Julius Caesar. We’ve all seen it. We all know the plot and it’s been ingrained into our brains since birth. We all know Caesar dies and we all know who did it. But the play I went to on Thursday night was different. It did not follow the same predictable mold that all of the previous Julius Caesar plays that I have witnessed followed. It created a mold of its own. I came into the play tired from not even having been home from school yet, hungry because I hadn’t eaten anything since lunch, and bored already because I knew what was going to happen-or at least what I thought was going to happen. The cast was different from most school plays because it contained students from many different schools, some of one I knew from middle school and church. The girl who played Cassius I thought stood above the rest. But what made this play stand out from the rest so much was the way it was relatable to everyday life today. The language, the costumes, the setting, the props all added to the effect. The language use was intriguing and kept the audience’s attention. This method was extremely effective when the audience consists of many high school students, seeing as though it is a high school play. While preparing to fall asleep to “Thou” and “Art”, texting lingo quickly caught my attention and kept my eyes from closing. The news clips were also a very effective idea and were able to capture the audience more than a narrator, who probably would have just caused everyone to zone out. Having both Shakespearean language and modern day language helps the audience understand the Shakespearean language more and not be confused by it and automatically zone out because they are not understanding what it going on.

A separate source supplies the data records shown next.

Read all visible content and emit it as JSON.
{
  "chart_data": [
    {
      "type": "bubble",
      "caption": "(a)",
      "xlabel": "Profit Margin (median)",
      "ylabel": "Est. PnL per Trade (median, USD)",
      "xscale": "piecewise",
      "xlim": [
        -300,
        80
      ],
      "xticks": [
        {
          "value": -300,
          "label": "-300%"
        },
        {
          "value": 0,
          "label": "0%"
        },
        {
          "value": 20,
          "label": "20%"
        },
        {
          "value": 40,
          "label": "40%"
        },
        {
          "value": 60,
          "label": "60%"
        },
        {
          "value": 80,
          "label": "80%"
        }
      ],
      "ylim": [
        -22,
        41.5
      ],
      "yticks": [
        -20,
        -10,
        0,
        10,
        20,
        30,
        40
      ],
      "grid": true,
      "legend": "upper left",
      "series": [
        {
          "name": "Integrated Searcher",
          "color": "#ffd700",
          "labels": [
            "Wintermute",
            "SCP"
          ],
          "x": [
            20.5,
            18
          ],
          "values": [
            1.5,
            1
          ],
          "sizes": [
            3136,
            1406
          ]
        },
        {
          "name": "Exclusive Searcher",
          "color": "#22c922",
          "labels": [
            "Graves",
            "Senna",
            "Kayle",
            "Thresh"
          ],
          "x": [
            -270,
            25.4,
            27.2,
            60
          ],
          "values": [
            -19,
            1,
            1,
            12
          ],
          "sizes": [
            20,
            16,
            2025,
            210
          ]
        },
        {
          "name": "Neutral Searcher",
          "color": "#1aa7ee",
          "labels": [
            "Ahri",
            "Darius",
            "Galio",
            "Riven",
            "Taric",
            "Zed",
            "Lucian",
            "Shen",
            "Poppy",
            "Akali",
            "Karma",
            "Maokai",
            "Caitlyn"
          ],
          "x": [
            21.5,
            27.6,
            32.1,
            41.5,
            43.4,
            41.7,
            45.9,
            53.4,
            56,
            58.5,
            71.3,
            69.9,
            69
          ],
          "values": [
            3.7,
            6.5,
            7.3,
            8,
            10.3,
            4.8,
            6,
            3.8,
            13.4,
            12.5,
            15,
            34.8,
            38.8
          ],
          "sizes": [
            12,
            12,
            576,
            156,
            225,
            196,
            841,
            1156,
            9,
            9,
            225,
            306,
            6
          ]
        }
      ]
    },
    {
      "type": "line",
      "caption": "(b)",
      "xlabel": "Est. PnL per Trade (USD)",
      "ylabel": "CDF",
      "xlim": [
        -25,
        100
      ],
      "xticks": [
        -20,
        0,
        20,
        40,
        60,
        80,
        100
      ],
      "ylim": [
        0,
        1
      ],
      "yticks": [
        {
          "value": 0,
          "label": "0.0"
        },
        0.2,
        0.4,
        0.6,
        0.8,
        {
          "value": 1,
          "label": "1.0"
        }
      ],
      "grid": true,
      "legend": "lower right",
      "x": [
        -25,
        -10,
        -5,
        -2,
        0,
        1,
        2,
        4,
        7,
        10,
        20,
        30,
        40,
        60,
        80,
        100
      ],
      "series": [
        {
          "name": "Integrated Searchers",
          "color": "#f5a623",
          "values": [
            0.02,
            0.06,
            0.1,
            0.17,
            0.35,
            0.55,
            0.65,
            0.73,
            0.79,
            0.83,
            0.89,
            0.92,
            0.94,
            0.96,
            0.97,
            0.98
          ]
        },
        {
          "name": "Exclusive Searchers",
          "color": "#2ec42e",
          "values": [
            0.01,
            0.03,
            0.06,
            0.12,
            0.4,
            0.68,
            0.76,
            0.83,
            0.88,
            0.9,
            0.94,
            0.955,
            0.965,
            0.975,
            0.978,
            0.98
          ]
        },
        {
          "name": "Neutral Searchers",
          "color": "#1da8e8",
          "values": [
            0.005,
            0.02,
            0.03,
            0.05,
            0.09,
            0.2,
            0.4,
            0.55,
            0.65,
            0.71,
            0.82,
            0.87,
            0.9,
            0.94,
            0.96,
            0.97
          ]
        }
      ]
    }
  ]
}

Another interesting aspect of the play was how the audience was on the stage with the actors in between them. It helped the audience feel like they were a part of the action and kept their attention. Especially me because I was right where everyone kept running through, and at one point this girl yelled “Beware the Ides of March” right in my ear. If that doesn’t keep you awake I don’t know what will. In the end something I was just going to see because I needed my extra credit-no offense Mr. Glenn- turned out capturing my attention so much that I would have gone to see it again if I actually had money in my pocket. It kept me focused and anticipating what was to come next. There was only one point at which I didn’t understand what was going on really and that was in the beginning when there was only music and people doing weird things, but oh well it kept my attention, I just didn’t really know why they were doing those things. Other than that the play was extremely well done, thumbs up for creativity, and I hope to see more like it in the future of Johns Creek.